И голос Куно ответил из темноты:
— Я здесь.
— Осталась ли хоть какая-нибудь надежда?
— Для нас — никакой.
— Где ты?
Она подползла к нему, карабкаясь через трупы, и его кровь оросила ей руки.
— Подвинься ко мне, скорее, — с трудом выговорил он. — Я умираю. Но мы можем дотронуться друг до друга, мы говорим друг с другом без Машины.
Он поцеловал ее.
— Мы вновь обрели самих себя. Мы умираем, но мы победили смерть, как Альфред Великий, изгнавший датчан из Уэссекса. Мы познали то, что ведомо людям наверху, тем, кто живет в перламутровом облаке тумана.

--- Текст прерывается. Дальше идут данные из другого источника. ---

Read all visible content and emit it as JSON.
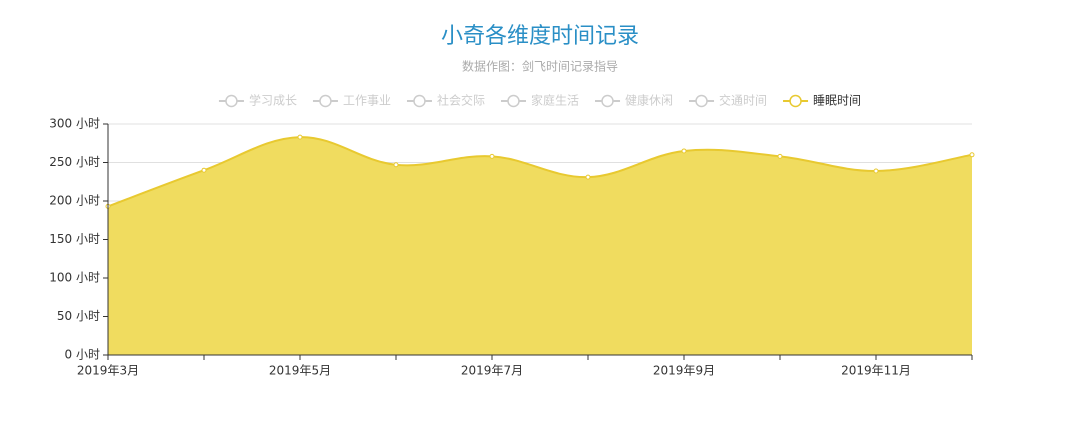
{
  "chart_data": {
    "type": "area",
    "title": "小奇各维度时间记录",
    "subtitle": "数据作图：剑飞时间记录指导",
    "legend": [
      {
        "name": "学习成长",
        "active": false
      },
      {
        "name": "工作事业",
        "active": false
      },
      {
        "name": "社会交际",
        "active": false
      },
      {
        "name": "家庭生活",
        "active": false
      },
      {
        "name": "健康休闲",
        "active": false
      },
      {
        "name": "交通时间",
        "active": false
      },
      {
        "name": "睡眠时间",
        "active": true
      }
    ],
    "categories": [
      "2019年3月",
      null,
      "2019年5月",
      null,
      "2019年7月",
      null,
      "2019年9月",
      null,
      "2019年11月",
      null
    ],
    "series": [
      {
        "name": "睡眠时间",
        "color": "#e8c930",
        "fill": "#f0dc5f",
        "values": [
          193,
          240,
          283,
          247,
          258,
          231,
          265,
          258,
          239,
          260
        ]
      }
    ],
    "ylim": [
      0,
      300
    ],
    "yticks": [
      {
        "value": 0,
        "label": "0 小时"
      },
      {
        "value": 50,
        "label": "50 小时"
      },
      {
        "value": 100,
        "label": "100 小时"
      },
      {
        "value": 150,
        "label": "150 小时"
      },
      {
        "value": 200,
        "label": "200 小时"
      },
      {
        "value": 250,
        "label": "250 小时"
      },
      {
        "value": 300,
        "label": "300 小时"
      }
    ],
    "grid": true,
    "smooth": true
  }
}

— Но разве это правда, Куно? Разве есть еще люди на земле? Разве это все — этот туннель, этот удушающий мрак — не конец?
И он сказал:
— Я их видел, я говорил с ними, я их полюбил. Они скрываются в тумане или в зарослях папоротника, выжидая, когда погибнет наш подземный мир. Сегодня они лишены крова, завтра…
— Завтра какой-нибудь дурак снова запустит Машину.
— Нет, — возразил Куно. — это уже не повторится. Никогда. Человечество многому научилось.
В эту минуту весь город, напоминавший пчелиные соты, разлетелся на куски. Воздушный корабль спустился в полуразрушенную воронку и рухнул вниз, сокрушая ярус за ярусом своими, стальными крыльями. Перед мысленным взором Вашти и Куно прошли многие поколения, жившие до них, но перед смертью, в последнее мгновение они еще увидели кусочек неба, голубого и безоблачного.